Continuing our discussion and building on Jason Johnson’s blog (you can read his here).
And you can read what Carissa Woodwyk wrote right here.
Today, I want to take it one step further.
A quick review:
First we talked about how it’s okay to not be okay. Our society has made it seem like we are a complete and abject failure if everything isn’t perfect.
Secondly, we talked about the relationship between not being okay and National Adoption month. How it’s possible to be both okay and not okay at the same time.
Third, we talked about how not only is it okay to not be okay, it’s okay to admit it. Our society has a really big problem with admitting struggles and our churches are quite often the worst places for that.
Fourth – we talked about how it’s okay to not be okay and not know what to do about it.
Today, I want to take it to another level….
Not only is it okay to not be okay and okay to admit it, but the church should welcome that. The church should welcome that we are screwed up? Absolutely. For a couple of reasons:
- If we don’t admit our struggles, then we are depriving our fellow church members of the ability to step up beside us and help and love on us in our need. That deprives the church of a major reason for it’s existence. Jesus said, “I didn’t come to heal the healthy, I came to heal the sick.” Well if everyone pretends they are healthy, then we miss that opportunity.

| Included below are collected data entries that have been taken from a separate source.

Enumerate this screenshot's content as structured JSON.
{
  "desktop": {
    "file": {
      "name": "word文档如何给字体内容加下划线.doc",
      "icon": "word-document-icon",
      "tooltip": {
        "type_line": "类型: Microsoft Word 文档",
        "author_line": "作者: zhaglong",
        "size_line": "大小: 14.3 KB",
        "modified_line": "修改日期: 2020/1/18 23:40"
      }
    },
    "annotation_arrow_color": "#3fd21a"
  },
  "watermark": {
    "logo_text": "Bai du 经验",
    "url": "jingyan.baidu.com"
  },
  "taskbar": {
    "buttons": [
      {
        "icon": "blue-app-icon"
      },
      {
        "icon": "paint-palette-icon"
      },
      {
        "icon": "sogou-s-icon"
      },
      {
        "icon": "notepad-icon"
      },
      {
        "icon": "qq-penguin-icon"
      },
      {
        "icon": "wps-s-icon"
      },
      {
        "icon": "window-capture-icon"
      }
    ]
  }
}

- Not only are we depriving people of the ability to be the hands and feet of Christ, but we’re depriving ourselves of the health and help and support that we need. If we don’t tell anyone that we are struggling, they can’t help us.
- If we don’t admit our struggles and admit that things are not okay, we are going to drive the hurt and the struggling away from the church. They are going to say, “I can’t hang out with these people, they are a bunch of perfect Mr. and Mrs. Jones type.” That’s not true but if we don’t make sure people know it’s not true, they are going to assume it is and stay away.
But in order to foster a spirit of honesty and openness, the church needs to do a couple of things:
- It needs to encourage and foster a spirit of openness in its leadership to be open about their own personal struggles and pains.
- The leadership of the church needs to educate the church on how to respond when people are not okay and admit it. If someone has the guts to admit their struggles and the fellow church member they share it with says something like, “Chin up, God does everything for a reason,” then the church has done more to hurt the cause of Christ.
The church needs to welcome the “not okay” part of life and do it in a way that makes people feel comfortable sharing their pain and their sorrow – that’s when real Christian growth can help.
I’m curious, how does your church do with that?